I remember when my husband and sons did this job where we used to live and had hens. We vowed that whenever we had any poultry again we’d do our best to have the floor space as minimal as possible. This is where the tractor coop comes into play.
Like I said above, they’re usually smaller and lightweight. Tractor coops are built specifically to be moved around regularly. The reason for this is so that the chickens have plenty of new bugs, grass, and seeds to eat. This is called free range.
A big advantage is that there’s no floor to clean. Yes, the coop where the nest is and any other area, still needs to be disinfected, but the floor is the ground.
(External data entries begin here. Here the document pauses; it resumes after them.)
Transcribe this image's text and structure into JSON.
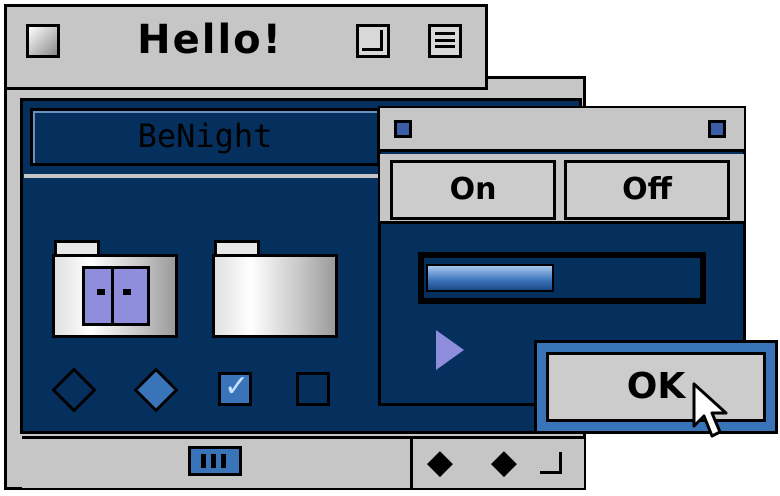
{
  "window": {
    "title": "Hello!",
    "close_icon": "close-box-icon",
    "zoom_icon": "zoom-box-icon",
    "collapse_icon": "collapse-box-icon",
    "field_text": "BeNight"
  },
  "icons": {
    "folders": [
      "finder-folder-icon",
      "folder-icon"
    ],
    "controls": [
      "radio-unchecked-icon",
      "radio-checked-icon",
      "checkbox-checked-icon",
      "checkbox-unchecked-icon"
    ],
    "status": "grid-icon",
    "nav": [
      "arrow-left-icon",
      "arrow-right-icon"
    ]
  },
  "dialog": {
    "segments": [
      "On",
      "Off"
    ],
    "progress": 0.47,
    "ok_label": "OK"
  },
  "colors": {
    "accent": "#05305e",
    "highlight": "#3a74b8",
    "chrome": "#c6c6c6"
  }
}
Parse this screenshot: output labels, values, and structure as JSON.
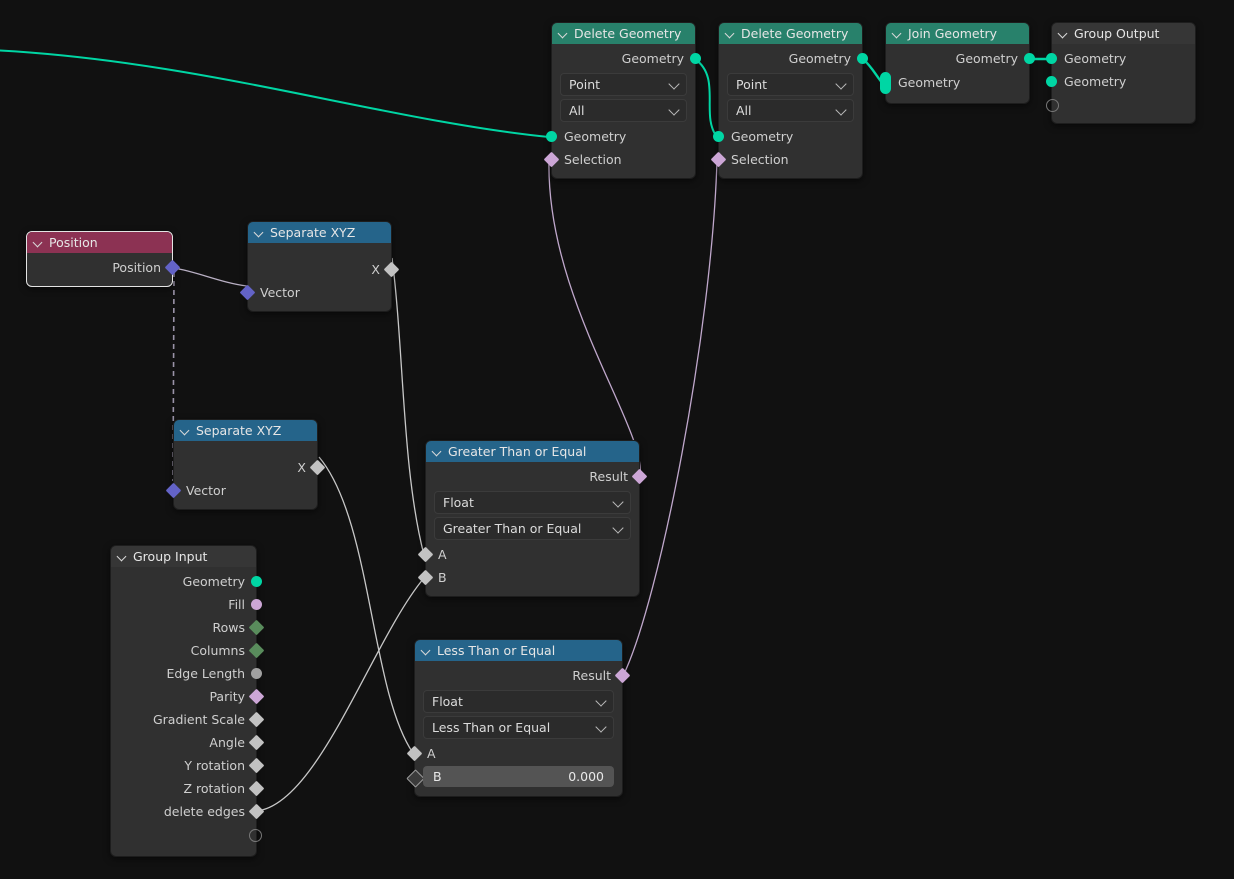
{
  "editor": {
    "name": "Blender Geometry Node Editor",
    "background": "#111111"
  },
  "colors": {
    "header_geometry": "#28816b",
    "header_converter": "#25648a",
    "header_input": "#8c3253",
    "header_group": "#363636",
    "node_body": "#303030",
    "socket_geometry": "#00d6a4",
    "socket_boolean": "#cca6d6",
    "socket_integer": "#598c5c",
    "socket_float": "#a1a1a1",
    "socket_vector": "#6363c7",
    "link_geometry": "#00d6a4",
    "link_boolean": "#cca6d6",
    "link_float": "#c8c8c8"
  },
  "nodes": {
    "delete_geometry_1": {
      "title": "Delete Geometry",
      "outputs": [
        {
          "label": "Geometry",
          "type": "geometry"
        }
      ],
      "dropdowns": [
        {
          "name": "domain",
          "value": "Point"
        },
        {
          "name": "mode",
          "value": "All"
        }
      ],
      "inputs": [
        {
          "label": "Geometry",
          "type": "geometry"
        },
        {
          "label": "Selection",
          "type": "boolean"
        }
      ]
    },
    "delete_geometry_2": {
      "title": "Delete Geometry",
      "outputs": [
        {
          "label": "Geometry",
          "type": "geometry"
        }
      ],
      "dropdowns": [
        {
          "name": "domain",
          "value": "Point"
        },
        {
          "name": "mode",
          "value": "All"
        }
      ],
      "inputs": [
        {
          "label": "Geometry",
          "type": "geometry"
        },
        {
          "label": "Selection",
          "type": "boolean"
        }
      ]
    },
    "join_geometry": {
      "title": "Join Geometry",
      "outputs": [
        {
          "label": "Geometry",
          "type": "geometry"
        }
      ],
      "inputs": [
        {
          "label": "Geometry",
          "type": "geometry-multi"
        }
      ]
    },
    "group_output": {
      "title": "Group Output",
      "inputs": [
        {
          "label": "Geometry",
          "type": "geometry"
        },
        {
          "label": "Geometry",
          "type": "geometry"
        },
        {
          "label": "",
          "type": "empty"
        }
      ]
    },
    "position": {
      "title": "Position",
      "selected": true,
      "outputs": [
        {
          "label": "Position",
          "type": "vector"
        }
      ]
    },
    "separate_xyz_1": {
      "title": "Separate XYZ",
      "outputs": [
        {
          "label": "X",
          "type": "float-linked"
        }
      ],
      "inputs": [
        {
          "label": "Vector",
          "type": "vector"
        }
      ]
    },
    "separate_xyz_2": {
      "title": "Separate XYZ",
      "outputs": [
        {
          "label": "X",
          "type": "float-linked"
        }
      ],
      "inputs": [
        {
          "label": "Vector",
          "type": "vector"
        }
      ]
    },
    "greater_than_or_equal": {
      "title": "Greater Than or Equal",
      "outputs": [
        {
          "label": "Result",
          "type": "boolean"
        }
      ],
      "dropdowns": [
        {
          "name": "data_type",
          "value": "Float"
        },
        {
          "name": "operation",
          "value": "Greater Than or Equal"
        }
      ],
      "inputs": [
        {
          "label": "A",
          "type": "float-linked"
        },
        {
          "label": "B",
          "type": "float-linked"
        }
      ]
    },
    "less_than_or_equal": {
      "title": "Less Than or Equal",
      "outputs": [
        {
          "label": "Result",
          "type": "boolean"
        }
      ],
      "dropdowns": [
        {
          "name": "data_type",
          "value": "Float"
        },
        {
          "name": "operation",
          "value": "Less Than or Equal"
        }
      ],
      "inputs": [
        {
          "label": "A",
          "type": "float-linked"
        },
        {
          "label": "B",
          "type": "float-unlinked",
          "value": "0.000"
        }
      ]
    },
    "group_input": {
      "title": "Group Input",
      "outputs": [
        {
          "label": "Geometry",
          "type": "geometry"
        },
        {
          "label": "Fill",
          "type": "boolean"
        },
        {
          "label": "Rows",
          "type": "integer"
        },
        {
          "label": "Columns",
          "type": "integer"
        },
        {
          "label": "Edge Length",
          "type": "float"
        },
        {
          "label": "Parity",
          "type": "boolean"
        },
        {
          "label": "Gradient Scale",
          "type": "float-linked"
        },
        {
          "label": "Angle",
          "type": "float-linked"
        },
        {
          "label": "Y rotation",
          "type": "float-linked"
        },
        {
          "label": "Z rotation",
          "type": "float-linked"
        },
        {
          "label": "delete edges",
          "type": "float-linked"
        },
        {
          "label": "",
          "type": "empty"
        }
      ]
    }
  }
}
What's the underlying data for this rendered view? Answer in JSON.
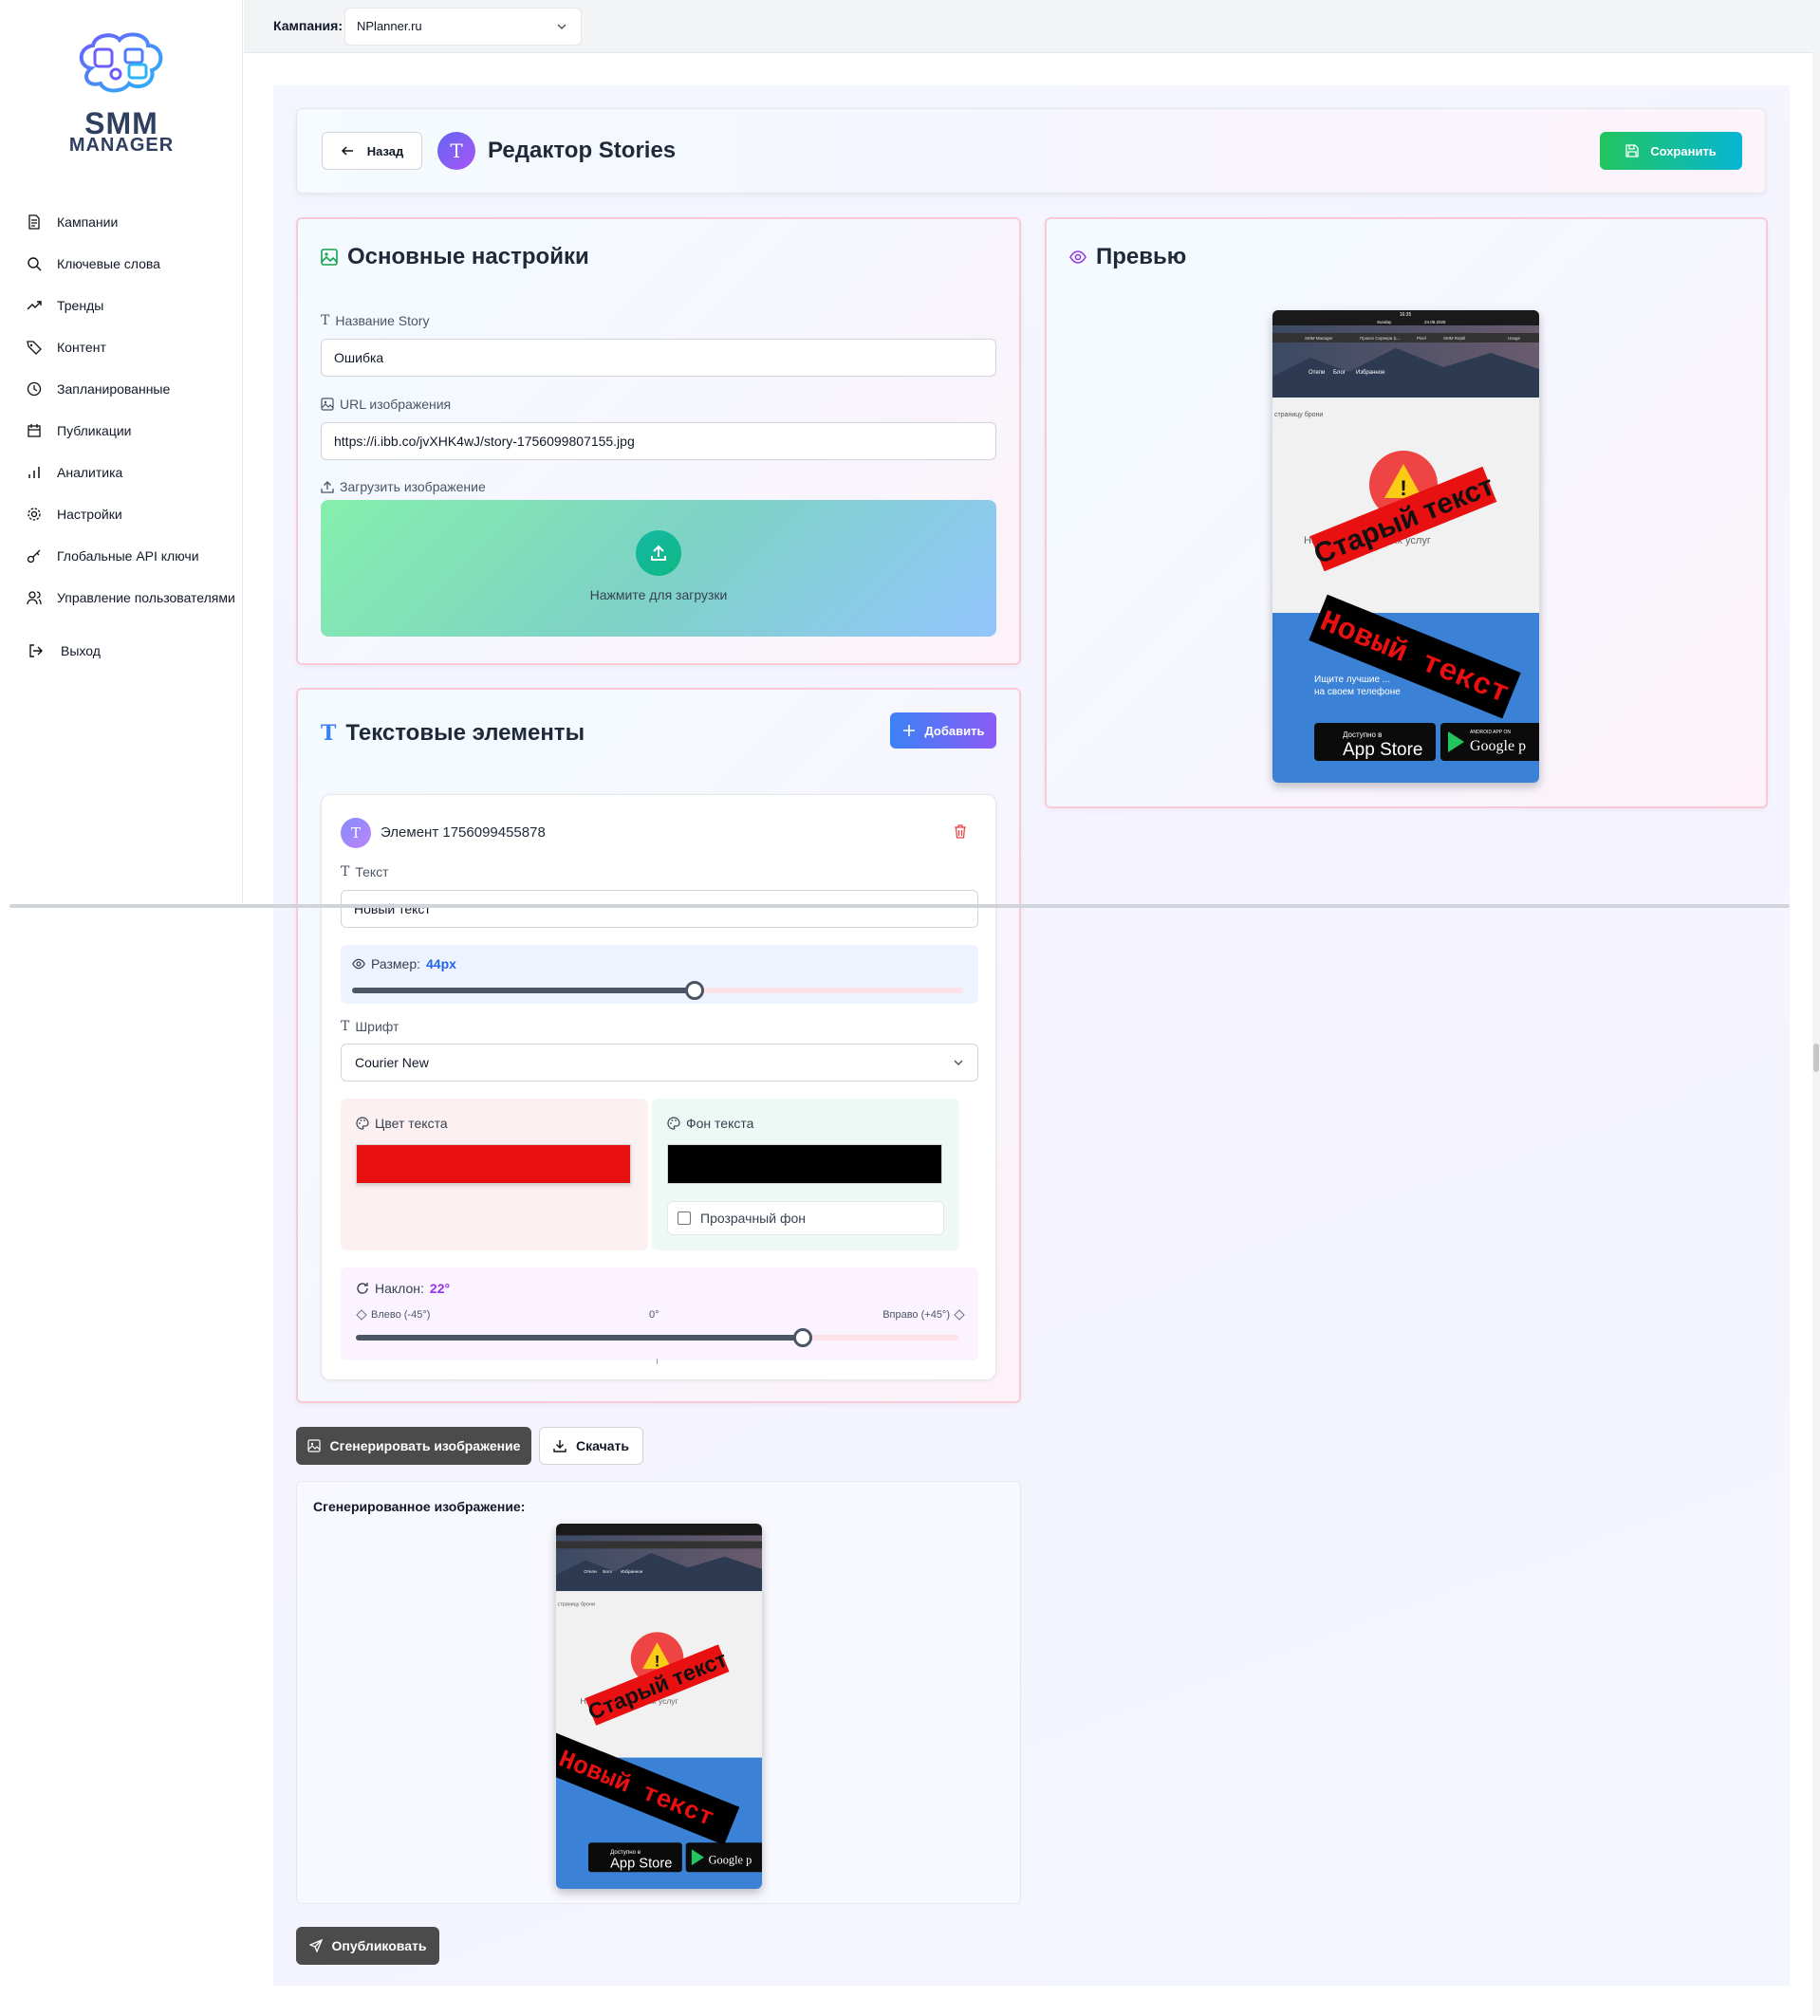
{
  "app": {
    "logo_title": "SMM",
    "logo_subtitle": "MANAGER"
  },
  "sidebar": {
    "items": [
      {
        "label": "Кампании",
        "icon": "document-icon"
      },
      {
        "label": "Ключевые слова",
        "icon": "search-icon"
      },
      {
        "label": "Тренды",
        "icon": "trending-up-icon"
      },
      {
        "label": "Контент",
        "icon": "tag-icon"
      },
      {
        "label": "Запланированные",
        "icon": "clock-icon"
      },
      {
        "label": "Публикации",
        "icon": "calendar-icon"
      },
      {
        "label": "Аналитика",
        "icon": "bar-chart-icon"
      },
      {
        "label": "Настройки",
        "icon": "gear-icon"
      },
      {
        "label": "Глобальные API ключи",
        "icon": "key-icon"
      },
      {
        "label": "Управление пользователями",
        "icon": "users-icon"
      }
    ],
    "logout": "Выход"
  },
  "topbar": {
    "campaign_label": "Кампания:",
    "campaign_value": "NPlanner.ru"
  },
  "header": {
    "back_label": "Назад",
    "avatar_letter": "T",
    "title": "Редактор Stories",
    "save_label": "Сохранить"
  },
  "basic": {
    "title": "Основные настройки",
    "name_label": "Название Story",
    "name_value": "Ошибка",
    "url_label": "URL изображения",
    "url_value": "https://i.ibb.co/jvXHK4wJ/story-1756099807155.jpg",
    "upload_label": "Загрузить изображение",
    "upload_text": "Нажмите для загрузки"
  },
  "text_elements": {
    "title": "Текстовые элементы",
    "add_label": "Добавить",
    "element": {
      "avatar_letter": "T",
      "title": "Элемент 1756099455878",
      "text_label": "Текст",
      "text_value": "Новый текст",
      "size_label": "Размер:",
      "size_value": "44px",
      "size_fraction": 0.56,
      "font_label": "Шрифт",
      "font_value": "Courier New",
      "text_color_label": "Цвет текста",
      "text_color": "#e81010",
      "bg_color_label": "Фон текста",
      "bg_color": "#000000",
      "transparent_label": "Прозрачный фон",
      "transparent_checked": false,
      "tilt_label": "Наклон:",
      "tilt_value": "22°",
      "tilt_fraction": 0.74,
      "tilt_left": "Влево (-45°)",
      "tilt_center": "0°",
      "tilt_right": "Вправо (+45°)"
    }
  },
  "preview": {
    "title": "Превью",
    "overlay_old": "Старый текст",
    "overlay_new": "Новый текст",
    "status_time": "16:35",
    "status_day": "Sunday",
    "status_date": "24.08.2025",
    "tabs": [
      "SMM Manager",
      "Проксе Сервера (L...",
      "Pixel",
      "SMM Reptil",
      "Usage"
    ],
    "nav": [
      "Отели",
      "Блог",
      "Избранное"
    ],
    "crumb": "страницу брони",
    "msg": "Нет доп...нительных услуг",
    "banner_line1": "Ищите лучшие ...",
    "banner_line2": "на своем телефоне",
    "appstore_small": "Доступно в",
    "appstore_big": "App Store",
    "google_small": "ANDROID APP ON",
    "google_big": "Google p"
  },
  "actions": {
    "generate_label": "Сгенерировать изображение",
    "download_label": "Скачать",
    "publish_label": "Опубликовать"
  },
  "generated": {
    "label": "Сгенерированное изображение:"
  }
}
If hens are “cooped up”, pun intended, in a barn or other traditional hen house these hens aren’t able to roam free for new bugs and seeds like I mentioned.
The tractor coops can be made so light that they can be pulled with your two hands or they’re larger to hold more birds and can be pulled by a truck, tractor, or other vehicle.
The first one we made is the larger one in the photo. Obviously, my husband attaches this one to his truck and moves it around every 2-3 days. The smaller one in the photo is great because we have a rope attached to it, so that it can be easily moved by hand.
Hope this gives you a little more understanding on hen houses and the advantages of tractor coops. I’ll be writing soon on how to keep your hens protected from predators.